Retropubic slings, especially TVT, may be somewhat more effective for ISD,18-20 although this conclusion must be tempered by the small number of studies addressing the issue and differences in the diagnosis of ISD.21

Some studies have reported good success in treating mixed urinary incontinence with the retropubic and TOT slings,2,8 although other studies have reported that the initial benefit for urgency or urge incontinence is not sustained over time, compared with the benefit for stress incontinence.22 It is important to counsel patients before surgery that improvement in stress incontinence symptoms and general satisfaction is highly likely, but perfect bladder function is not.

Serious complications are uncommon

Complications are common after both retropubic and TOT slings, although serious complications are uncommon. Cystitis and temporary voiding difficulties are the most common problems after a sling procedure. If the patient is unable to void on the day of surgery, it is reasonable to discharge her with a Foley catheter in place for a few days or teach her to perform intermittent self-catheterization at home. In most cases, normal voiding will resume within a few days. Cystitis is at least partially related to the surgery itself and the duration of postoperative catheterization.
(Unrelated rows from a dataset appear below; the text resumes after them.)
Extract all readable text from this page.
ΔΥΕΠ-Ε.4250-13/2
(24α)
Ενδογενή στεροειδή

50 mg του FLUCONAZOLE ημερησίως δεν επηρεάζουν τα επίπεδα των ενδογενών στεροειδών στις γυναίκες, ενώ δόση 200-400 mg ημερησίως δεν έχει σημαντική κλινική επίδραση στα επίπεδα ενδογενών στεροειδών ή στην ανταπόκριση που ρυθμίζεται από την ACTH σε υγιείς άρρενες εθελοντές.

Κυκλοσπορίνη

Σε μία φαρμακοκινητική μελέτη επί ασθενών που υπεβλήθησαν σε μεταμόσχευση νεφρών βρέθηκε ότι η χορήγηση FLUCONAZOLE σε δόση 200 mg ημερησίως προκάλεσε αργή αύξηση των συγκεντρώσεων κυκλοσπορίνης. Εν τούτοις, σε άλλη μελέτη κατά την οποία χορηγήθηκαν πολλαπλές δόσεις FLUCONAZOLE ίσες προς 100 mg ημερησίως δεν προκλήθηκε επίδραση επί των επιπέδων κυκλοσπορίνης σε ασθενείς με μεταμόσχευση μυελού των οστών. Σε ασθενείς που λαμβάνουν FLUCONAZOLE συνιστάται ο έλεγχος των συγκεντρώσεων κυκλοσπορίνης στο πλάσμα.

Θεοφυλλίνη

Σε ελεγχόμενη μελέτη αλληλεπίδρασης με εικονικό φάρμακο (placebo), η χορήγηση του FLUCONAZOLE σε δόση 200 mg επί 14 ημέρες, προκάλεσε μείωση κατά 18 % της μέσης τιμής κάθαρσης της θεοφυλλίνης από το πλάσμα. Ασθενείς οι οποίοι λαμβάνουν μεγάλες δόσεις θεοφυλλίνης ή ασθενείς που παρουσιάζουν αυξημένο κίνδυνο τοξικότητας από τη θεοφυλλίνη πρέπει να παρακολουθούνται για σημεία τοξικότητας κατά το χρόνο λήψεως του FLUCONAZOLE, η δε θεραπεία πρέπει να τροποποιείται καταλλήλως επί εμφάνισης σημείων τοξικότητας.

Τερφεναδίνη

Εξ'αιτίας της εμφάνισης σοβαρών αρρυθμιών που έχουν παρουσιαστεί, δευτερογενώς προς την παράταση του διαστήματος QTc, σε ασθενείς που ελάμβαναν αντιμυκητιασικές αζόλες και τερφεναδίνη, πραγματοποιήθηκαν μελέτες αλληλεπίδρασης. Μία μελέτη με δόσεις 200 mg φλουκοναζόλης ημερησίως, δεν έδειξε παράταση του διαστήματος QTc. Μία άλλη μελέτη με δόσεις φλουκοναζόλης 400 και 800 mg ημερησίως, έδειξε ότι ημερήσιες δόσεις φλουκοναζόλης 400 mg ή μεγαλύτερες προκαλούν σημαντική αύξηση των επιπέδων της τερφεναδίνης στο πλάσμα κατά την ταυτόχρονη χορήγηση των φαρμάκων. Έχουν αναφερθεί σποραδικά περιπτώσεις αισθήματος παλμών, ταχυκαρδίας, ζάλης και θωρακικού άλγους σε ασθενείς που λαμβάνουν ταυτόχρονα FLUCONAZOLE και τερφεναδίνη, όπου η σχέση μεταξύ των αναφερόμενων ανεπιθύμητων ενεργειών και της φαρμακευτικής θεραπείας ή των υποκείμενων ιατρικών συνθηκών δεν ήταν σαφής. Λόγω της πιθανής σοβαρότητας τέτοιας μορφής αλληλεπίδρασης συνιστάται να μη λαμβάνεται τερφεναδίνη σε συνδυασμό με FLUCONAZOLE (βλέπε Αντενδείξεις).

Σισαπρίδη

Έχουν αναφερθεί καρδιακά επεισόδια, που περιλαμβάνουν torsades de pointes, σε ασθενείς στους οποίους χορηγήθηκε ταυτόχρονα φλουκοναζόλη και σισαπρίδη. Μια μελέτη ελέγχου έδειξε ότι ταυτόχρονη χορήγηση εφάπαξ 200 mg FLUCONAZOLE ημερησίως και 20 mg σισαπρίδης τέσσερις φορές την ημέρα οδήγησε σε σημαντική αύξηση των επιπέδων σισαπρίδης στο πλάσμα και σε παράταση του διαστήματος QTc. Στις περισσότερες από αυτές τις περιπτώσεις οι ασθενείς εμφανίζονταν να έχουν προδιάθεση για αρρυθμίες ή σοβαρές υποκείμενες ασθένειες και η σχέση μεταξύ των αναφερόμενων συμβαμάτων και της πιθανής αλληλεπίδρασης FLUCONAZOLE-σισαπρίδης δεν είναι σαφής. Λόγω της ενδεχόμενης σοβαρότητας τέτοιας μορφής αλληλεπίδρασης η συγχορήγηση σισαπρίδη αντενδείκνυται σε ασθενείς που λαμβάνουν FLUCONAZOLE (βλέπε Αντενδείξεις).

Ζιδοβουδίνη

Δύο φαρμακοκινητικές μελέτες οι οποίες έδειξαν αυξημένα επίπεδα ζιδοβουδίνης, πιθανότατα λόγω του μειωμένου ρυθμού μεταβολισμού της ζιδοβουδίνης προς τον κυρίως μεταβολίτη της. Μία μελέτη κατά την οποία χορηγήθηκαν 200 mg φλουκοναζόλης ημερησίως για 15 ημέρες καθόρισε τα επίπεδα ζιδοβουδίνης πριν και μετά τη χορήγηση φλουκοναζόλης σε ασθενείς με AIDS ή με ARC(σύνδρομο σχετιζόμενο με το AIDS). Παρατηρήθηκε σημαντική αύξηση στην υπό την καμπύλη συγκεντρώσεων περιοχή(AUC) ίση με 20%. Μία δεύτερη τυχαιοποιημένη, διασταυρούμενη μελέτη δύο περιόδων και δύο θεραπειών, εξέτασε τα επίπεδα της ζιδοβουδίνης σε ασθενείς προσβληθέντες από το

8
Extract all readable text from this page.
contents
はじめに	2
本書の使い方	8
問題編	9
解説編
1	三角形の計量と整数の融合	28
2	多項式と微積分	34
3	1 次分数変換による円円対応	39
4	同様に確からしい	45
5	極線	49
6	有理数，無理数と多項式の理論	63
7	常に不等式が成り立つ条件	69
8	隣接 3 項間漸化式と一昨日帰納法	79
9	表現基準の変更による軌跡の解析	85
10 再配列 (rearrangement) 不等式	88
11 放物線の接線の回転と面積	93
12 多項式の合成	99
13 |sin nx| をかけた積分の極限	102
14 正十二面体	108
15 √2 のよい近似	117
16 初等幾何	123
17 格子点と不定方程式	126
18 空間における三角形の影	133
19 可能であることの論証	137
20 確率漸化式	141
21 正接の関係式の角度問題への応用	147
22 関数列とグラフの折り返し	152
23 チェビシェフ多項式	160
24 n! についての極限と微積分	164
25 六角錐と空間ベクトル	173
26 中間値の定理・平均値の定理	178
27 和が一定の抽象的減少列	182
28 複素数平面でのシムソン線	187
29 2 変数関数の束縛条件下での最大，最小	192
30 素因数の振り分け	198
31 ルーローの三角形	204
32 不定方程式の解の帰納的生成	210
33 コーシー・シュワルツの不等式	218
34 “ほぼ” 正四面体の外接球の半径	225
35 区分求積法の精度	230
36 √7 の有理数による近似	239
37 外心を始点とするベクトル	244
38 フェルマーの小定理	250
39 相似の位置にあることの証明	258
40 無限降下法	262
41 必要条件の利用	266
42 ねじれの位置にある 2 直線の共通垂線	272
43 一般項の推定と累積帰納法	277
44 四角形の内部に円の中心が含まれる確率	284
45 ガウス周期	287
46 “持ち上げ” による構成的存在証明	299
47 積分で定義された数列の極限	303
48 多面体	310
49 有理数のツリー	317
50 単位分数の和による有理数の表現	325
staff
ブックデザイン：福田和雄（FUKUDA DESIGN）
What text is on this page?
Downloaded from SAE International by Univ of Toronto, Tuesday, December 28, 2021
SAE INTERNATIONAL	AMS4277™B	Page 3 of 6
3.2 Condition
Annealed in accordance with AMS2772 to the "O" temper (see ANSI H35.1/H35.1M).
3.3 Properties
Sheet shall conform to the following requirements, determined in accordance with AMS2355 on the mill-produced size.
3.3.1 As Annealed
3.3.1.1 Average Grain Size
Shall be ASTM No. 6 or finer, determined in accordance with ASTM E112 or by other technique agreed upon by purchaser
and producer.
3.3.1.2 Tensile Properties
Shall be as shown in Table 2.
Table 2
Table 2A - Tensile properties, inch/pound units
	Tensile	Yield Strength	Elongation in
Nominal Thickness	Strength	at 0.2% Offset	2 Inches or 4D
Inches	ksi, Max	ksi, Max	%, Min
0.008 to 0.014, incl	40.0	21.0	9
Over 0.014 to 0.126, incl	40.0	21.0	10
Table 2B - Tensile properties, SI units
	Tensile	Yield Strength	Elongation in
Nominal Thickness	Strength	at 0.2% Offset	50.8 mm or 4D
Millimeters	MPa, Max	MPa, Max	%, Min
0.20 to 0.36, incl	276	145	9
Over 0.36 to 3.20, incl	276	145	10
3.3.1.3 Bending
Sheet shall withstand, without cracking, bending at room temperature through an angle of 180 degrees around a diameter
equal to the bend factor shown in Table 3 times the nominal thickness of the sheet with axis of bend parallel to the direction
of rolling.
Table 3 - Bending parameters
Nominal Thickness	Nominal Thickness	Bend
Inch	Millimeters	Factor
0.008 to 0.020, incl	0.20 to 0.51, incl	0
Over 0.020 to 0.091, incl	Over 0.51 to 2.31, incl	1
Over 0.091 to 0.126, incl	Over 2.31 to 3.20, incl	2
The frequency of some complications differs between the retropubic and TOT approaches to midurethral slings. For example, some literature suggests that irritative voiding symptoms such as urgency or voiding difficulty are somewhat less common after TOT slings, compared with retropubic slings. However, symptoms referable to the groin (pain and leg weakness or numbness) occur more commonly with the TOT approach.6

After placement of a TOT sling, 10% to 15% of women experience temporary inner thigh or groin pain or leg weakness and are usually managed conservatively with nonsteroidal anti-inflammatory drugs and physical therapy. Long-term or severe complications related to TOT sling passage are rare.